Find the largest four digit number which has a total of exactly 3 factors. Assuming that 1 and the number itself are factors
20 or 30
9409
To find the largest four-digit number with exactly 3 factors, we can start by understanding what it means to have exactly 3 factors.
In general, the factors of a number are the numbers that divide it evenly without leaving a remainder. For example, the factors of 12 are 1, 2, 3, 4, 6, and 12. Note that 1 and the number itself are always factors.
For a number to have exactly 3 factors (including 1 and itself), it means that the number is a perfect square of a prime number. This is because a perfect square only has odd number of factors, and if we exclude 1 and the number itself, we are left with exactly 1 additional factor.
To find the largest four-digit number that is a perfect square of a prime number, we can start from the largest four-digit number (9999) and work backwards.

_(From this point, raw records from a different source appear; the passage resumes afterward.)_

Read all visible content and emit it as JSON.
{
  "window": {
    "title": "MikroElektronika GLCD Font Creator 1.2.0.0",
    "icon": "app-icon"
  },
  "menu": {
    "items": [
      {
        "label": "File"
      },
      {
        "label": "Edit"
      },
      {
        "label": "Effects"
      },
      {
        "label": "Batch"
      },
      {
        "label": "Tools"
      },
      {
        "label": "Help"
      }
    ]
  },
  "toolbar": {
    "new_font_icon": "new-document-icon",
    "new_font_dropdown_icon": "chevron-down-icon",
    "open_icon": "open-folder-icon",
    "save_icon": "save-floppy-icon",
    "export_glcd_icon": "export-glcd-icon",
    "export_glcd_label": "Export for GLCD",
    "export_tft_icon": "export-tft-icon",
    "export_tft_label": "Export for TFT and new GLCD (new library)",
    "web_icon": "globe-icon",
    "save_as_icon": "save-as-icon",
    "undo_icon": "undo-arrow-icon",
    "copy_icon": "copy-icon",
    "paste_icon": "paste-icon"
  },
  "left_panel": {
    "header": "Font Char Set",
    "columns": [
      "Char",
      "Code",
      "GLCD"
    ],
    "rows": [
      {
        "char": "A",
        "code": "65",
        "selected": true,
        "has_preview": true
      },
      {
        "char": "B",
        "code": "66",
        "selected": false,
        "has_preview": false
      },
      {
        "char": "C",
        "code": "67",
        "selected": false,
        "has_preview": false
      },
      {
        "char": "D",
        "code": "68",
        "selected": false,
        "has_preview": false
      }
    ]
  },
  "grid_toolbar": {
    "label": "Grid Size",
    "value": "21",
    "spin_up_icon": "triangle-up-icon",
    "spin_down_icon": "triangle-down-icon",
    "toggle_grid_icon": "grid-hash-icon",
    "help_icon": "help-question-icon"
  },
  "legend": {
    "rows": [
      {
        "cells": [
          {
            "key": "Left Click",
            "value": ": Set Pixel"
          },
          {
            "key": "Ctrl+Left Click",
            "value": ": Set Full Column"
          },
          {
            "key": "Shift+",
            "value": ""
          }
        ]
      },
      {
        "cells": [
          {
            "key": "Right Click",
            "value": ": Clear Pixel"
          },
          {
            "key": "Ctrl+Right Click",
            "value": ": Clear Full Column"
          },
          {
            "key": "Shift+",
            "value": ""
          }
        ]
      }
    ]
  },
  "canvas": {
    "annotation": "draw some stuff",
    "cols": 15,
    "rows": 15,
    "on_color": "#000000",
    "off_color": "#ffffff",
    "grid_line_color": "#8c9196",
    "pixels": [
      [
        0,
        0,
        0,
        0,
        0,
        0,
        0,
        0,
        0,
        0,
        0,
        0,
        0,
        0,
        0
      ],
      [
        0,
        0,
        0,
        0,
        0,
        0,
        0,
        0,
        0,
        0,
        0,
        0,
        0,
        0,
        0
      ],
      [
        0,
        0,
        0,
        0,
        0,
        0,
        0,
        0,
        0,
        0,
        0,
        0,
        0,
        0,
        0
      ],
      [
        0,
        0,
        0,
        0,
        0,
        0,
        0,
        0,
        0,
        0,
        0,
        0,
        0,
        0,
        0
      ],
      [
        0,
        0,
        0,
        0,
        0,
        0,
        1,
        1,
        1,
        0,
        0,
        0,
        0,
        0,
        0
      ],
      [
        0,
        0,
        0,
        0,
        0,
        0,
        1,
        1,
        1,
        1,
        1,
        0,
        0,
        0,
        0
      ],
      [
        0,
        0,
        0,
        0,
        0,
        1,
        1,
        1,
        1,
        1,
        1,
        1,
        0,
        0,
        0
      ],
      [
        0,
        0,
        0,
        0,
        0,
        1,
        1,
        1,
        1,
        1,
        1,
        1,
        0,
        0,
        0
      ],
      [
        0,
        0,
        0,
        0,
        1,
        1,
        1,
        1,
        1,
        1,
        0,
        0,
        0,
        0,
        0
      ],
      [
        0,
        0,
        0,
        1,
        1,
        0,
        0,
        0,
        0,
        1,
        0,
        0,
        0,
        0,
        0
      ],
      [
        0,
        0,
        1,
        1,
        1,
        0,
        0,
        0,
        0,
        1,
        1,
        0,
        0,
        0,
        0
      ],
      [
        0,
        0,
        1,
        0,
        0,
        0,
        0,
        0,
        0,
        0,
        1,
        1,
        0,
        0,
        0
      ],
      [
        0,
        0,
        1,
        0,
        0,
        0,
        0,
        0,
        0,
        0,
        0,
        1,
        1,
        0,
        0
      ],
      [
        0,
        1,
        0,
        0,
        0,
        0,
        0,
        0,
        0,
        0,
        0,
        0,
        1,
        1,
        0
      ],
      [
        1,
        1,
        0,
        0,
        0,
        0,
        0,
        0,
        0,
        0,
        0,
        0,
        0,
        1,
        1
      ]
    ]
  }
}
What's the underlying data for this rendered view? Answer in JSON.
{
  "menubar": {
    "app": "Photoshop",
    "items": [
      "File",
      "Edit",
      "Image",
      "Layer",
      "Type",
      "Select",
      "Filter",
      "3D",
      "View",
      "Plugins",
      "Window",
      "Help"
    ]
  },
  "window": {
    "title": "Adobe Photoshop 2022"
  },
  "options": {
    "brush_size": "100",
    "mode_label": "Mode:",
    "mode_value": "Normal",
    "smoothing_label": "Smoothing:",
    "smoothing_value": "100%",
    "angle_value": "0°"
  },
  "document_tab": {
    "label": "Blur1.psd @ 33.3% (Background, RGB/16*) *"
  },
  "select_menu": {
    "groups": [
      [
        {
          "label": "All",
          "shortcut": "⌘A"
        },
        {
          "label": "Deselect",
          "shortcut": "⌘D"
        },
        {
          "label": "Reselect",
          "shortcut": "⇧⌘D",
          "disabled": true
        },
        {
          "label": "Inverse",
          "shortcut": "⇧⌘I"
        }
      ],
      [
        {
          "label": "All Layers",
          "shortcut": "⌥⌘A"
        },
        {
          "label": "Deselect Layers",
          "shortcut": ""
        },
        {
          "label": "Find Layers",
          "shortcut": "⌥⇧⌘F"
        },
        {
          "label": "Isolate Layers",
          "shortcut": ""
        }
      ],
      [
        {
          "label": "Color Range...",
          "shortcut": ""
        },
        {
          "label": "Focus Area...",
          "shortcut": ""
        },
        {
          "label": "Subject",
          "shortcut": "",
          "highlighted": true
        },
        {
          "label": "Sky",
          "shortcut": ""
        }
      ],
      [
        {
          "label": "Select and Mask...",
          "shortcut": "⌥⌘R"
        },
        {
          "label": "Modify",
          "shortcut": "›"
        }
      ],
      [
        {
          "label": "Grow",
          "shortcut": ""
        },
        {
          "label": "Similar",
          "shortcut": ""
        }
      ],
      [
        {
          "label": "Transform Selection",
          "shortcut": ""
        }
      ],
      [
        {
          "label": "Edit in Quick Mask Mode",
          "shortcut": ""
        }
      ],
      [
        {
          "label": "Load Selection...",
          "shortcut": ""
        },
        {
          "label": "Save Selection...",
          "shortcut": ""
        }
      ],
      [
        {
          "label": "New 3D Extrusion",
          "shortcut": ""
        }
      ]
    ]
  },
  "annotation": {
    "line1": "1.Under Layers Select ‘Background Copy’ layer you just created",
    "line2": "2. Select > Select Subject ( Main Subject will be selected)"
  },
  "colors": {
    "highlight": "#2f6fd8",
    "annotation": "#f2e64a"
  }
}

We can check if each number is a perfect square by finding its square root and checking if it is a whole number or an integer.
Let's go through the process step by step:
Step 1: Start with the largest four-digit number, 9999.
Step 2: Find the square root of 9999. It is approximately 99.994.
Step 3: Check if the square root is a whole number. In this case, it is not.
Step 4: Move to the next largest four-digit number, which is 9998.
Step 5: Find the square root of 9998. It is approximately 99.989.
Step 6: Check if the square root is a whole number. In this case, it is not.
Step 7: Repeat steps 4-6 until we find a number whose square root is a whole number.
Step 8: The largest four-digit number that is a perfect square of a prime number is the number we found in step 7.
Following this process, we can continue checking the square roots of smaller numbers until we find the largest four-digit number that is a perfect square of a prime number.